Há uma considerável preocupação por parte de especialistas de que as gatekeepers simplesmente se recusem a cumprir a DMA e que a Comissão Europeia não tenha ferramentas de fiscalização suficientes para pressioná-las. Ultimamente, multas milionárias tiveram pouca tração em relação à disposição dos gatekeepers de assumir riscos regulatórios, e não está claro se as multas propostas pelo DMA mudarão essa dinâmica. Recentemente, por exemplo, a Apple se recusou a cumprir uma ordem judicial e incorreu em uma multa de 50 milhões de euros. No DMA, os formuladores de políticas aumentaram a pena para infrações repetidas: a multa máxima agora equivale a 20% da receita mundial e a Comissão pode bloquear aquisições por infratores reincidentes. A última opção é surpreendente porque as aquisições não estão obviamente relacionadas a violações das regras contidas no DMA, mas sua inclusão reflete a determinação dos reguladores de punir infratores.
Sem sombra de dúvidas, o DMA pode ser um divisor de águas tanto para a Comissão Europeia quanto para as big techs. Dado à complexidade da matéria e a variedade de modelos de negócios abrangidos pela legislação, erros e inconsistências em sua aplicação parecem quase inevitáveis. Entretanto, a Comissão Europeia parece estar disposta a correr riscos. Essa movimentação é esperada, uma vez que, no passado, reguladores que pareciam estar mais preocupados com a aplicação excessiva da lei de concorrência hoje se preocupam muito mais com a falta de regulação. É notório que a União Europeia decidiu se aventurar em um novo território com o DMA, mas é possível antecipar que algumas de suas regras funcionarão melhor do que outras, e algumas – caso não sejam modificadas – podem até prejudicar a concorrência ou os consumidores.

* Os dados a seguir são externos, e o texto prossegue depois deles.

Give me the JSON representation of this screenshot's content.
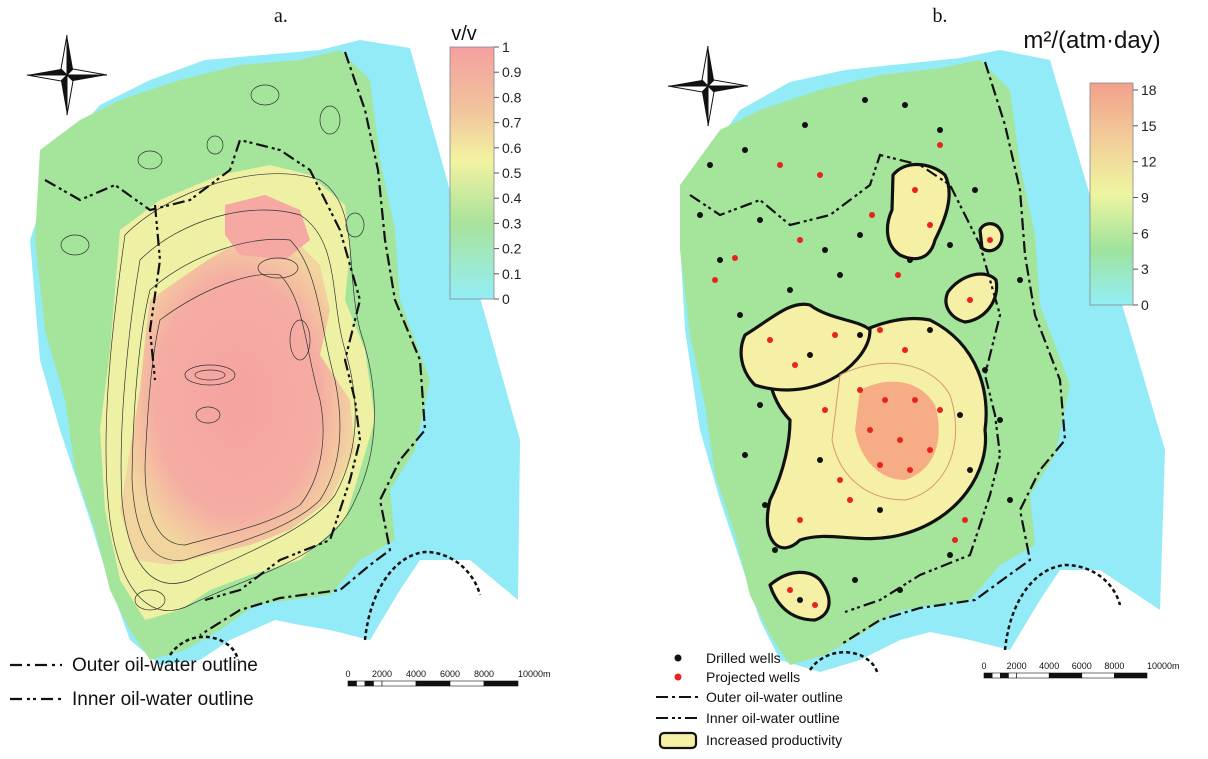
{
  "panel_a": {
    "label": "a.",
    "colorbar": {
      "unit": "v/v",
      "ticks": [
        "1",
        "0.9",
        "0.8",
        "0.7",
        "0.6",
        "0.5",
        "0.4",
        "0.3",
        "0.2",
        "0.1",
        "0"
      ]
    },
    "legend": [
      {
        "style": "dash-dot",
        "label": "Outer oil-water outline"
      },
      {
        "style": "dash-dot-dot",
        "label": "Inner oil-water outline"
      }
    ],
    "scale_bar": {
      "labels": [
        "0",
        "2000",
        "4000",
        "6000",
        "8000",
        "10000m"
      ]
    }
  },
  "panel_b": {
    "label": "b.",
    "colorbar": {
      "unit": "m²/(atm·day)",
      "ticks": [
        "18",
        "15",
        "12",
        "9",
        "6",
        "3",
        "0"
      ]
    },
    "legend": [
      {
        "style": "black-dot",
        "label": "Drilled wells"
      },
      {
        "style": "red-dot",
        "label": "Projected wells"
      },
      {
        "style": "dash-dot",
        "label": "Outer oil-water outline"
      },
      {
        "style": "dash-dot-dot",
        "label": "Inner oil-water outline"
      },
      {
        "style": "box",
        "label": "Increased productivity"
      }
    ],
    "scale_bar": {
      "labels": [
        "0",
        "2000",
        "4000",
        "6000",
        "8000",
        "10000m"
      ]
    }
  },
  "colors": {
    "water": "#92ebf6",
    "low": "#9fe29d",
    "mid": "#eef3a1",
    "high": "#f5a9a2",
    "drilled_well": "#111111",
    "projected_well": "#e8221d",
    "productivity_fill": "#f6f0a6"
  },
  "icons": [
    "compass-rose-icon",
    "fault-hatch-icon"
  ]
}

Na história da regulação concorrencial, processos de aprendizagem são normais, uma vez que cada mercado é diferente e os mercados evoluem ao longo do tempo. Esse fato evidencia ainda mais a importância de que a Comissão Europeia busque monitorar as respostas do mercado (e de outros setores como a academia e sociedade civil) e ajustar as regras quando apropriado. Ao buscar o diálogo, a transparência e flexibilidade nesta fase de adaptação, o modelo europeu pode servir de inspiração para os reguladores em todo o mundo, mesmo aqueles que busquem objetivos diferentes dos da União Europeia e optem por abordagens locais, regionais ou diferentes da DMA. As lições aprendidas podem ser compartilhadas e aproveitadas.